KARLSRUHE. Gymnasiallehrer warnen die Politik davor, die Inklusion mit Gewalt durchzudrücken. An den Schulen werde zunächst einmal die personelle, räumliche und finanzielle Ausstattung benötigt.

 

Standards für Integrationshelfer, die behinderten Schülern helfen, gibt es nicht. (Foto: John Loo/Flickr CC BY 2.0)

Die Inklusion ist ein Menschenrecht. Ihre Umsetzung in die Praxis gestaltet sich aber weiterhin schwierig. (Foto: John Loo/Flickr CC BY 2.0)

«Wir sind in den Schulen weder räumlich noch personell darauf vorbereitet», sagte der Vize-Chef der Bundesdirektorenkonferenz (BDK), Hugo Oettinger.
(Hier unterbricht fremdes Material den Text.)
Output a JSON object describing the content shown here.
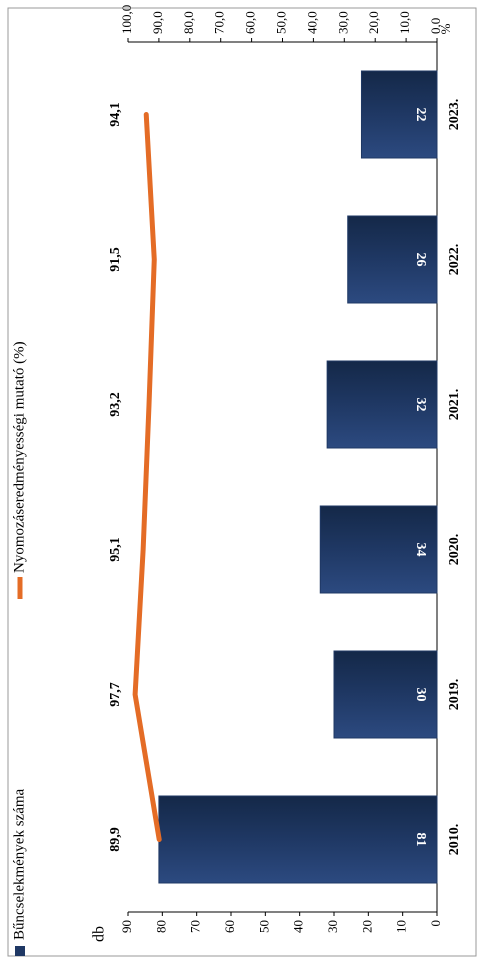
{
  "chart_data": {
    "type": "bar",
    "categories": [
      "2010.",
      "2019.",
      "2020.",
      "2021.",
      "2022.",
      "2023."
    ],
    "series": [
      {
        "name": "Bűncselekmények száma",
        "type": "bar",
        "color": "#1f3864",
        "values": [
          81,
          30,
          34,
          32,
          26,
          22
        ]
      },
      {
        "name": "Nyomozáseredményességi mutató (%)",
        "type": "line",
        "axis": "y2",
        "color": "#e46c26",
        "values": [
          89.9,
          97.7,
          95.1,
          93.2,
          91.5,
          94.1
        ],
        "value_labels": [
          "89,9",
          "97,7",
          "95,1",
          "93,2",
          "91,5",
          "94,1"
        ]
      }
    ],
    "y_label": "db",
    "y2_label": "%",
    "ylim": [
      0,
      90
    ],
    "yticks": [
      0,
      10,
      20,
      30,
      40,
      50,
      60,
      70,
      80,
      90
    ],
    "y2lim": [
      0,
      100
    ],
    "y2ticks": [
      {
        "value": 0,
        "label": "0,0"
      },
      {
        "value": 10,
        "label": "10,0"
      },
      {
        "value": 20,
        "label": "20,0"
      },
      {
        "value": 30,
        "label": "30,0"
      },
      {
        "value": 40,
        "label": "40,0"
      },
      {
        "value": 50,
        "label": "50,0"
      },
      {
        "value": 60,
        "label": "60,0"
      },
      {
        "value": 70,
        "label": "70,0"
      },
      {
        "value": 80,
        "label": "80,0"
      },
      {
        "value": 90,
        "label": "90,0"
      },
      {
        "value": 100,
        "label": "100,0"
      }
    ],
    "grid": false,
    "legend": "top"
  }
}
Damit gemeinsamer Unterricht von behinderten und nichtbehinderten Kindern funktioniere, bräuchten Gymnasien die entsprechende personelle, räumliche und finanzielle Ausstattung.

Grün-Rot gehe mit Augenmaß vor, versicherte Thomas Poreski, Inklusionsexperte der Grünen Landtagsfraktion in Baden-Württemberg. Inklusion sei «ein Menschenrecht, dem wir alle gerecht werden müssen». Man könne sie «nicht einfach einschränken oder ablehnen, weil sie auf den ersten Blick unbequem scheint». Die Gemeinschaftsschule drücke Inklusion nicht durch, sondern schaffe Chancen, dass Menschen mit Behinderung ihre Rechte wahrnehmen können. «Es gibt auch Gymnasien an denen erfolgreich Inklusion betrieben wird.»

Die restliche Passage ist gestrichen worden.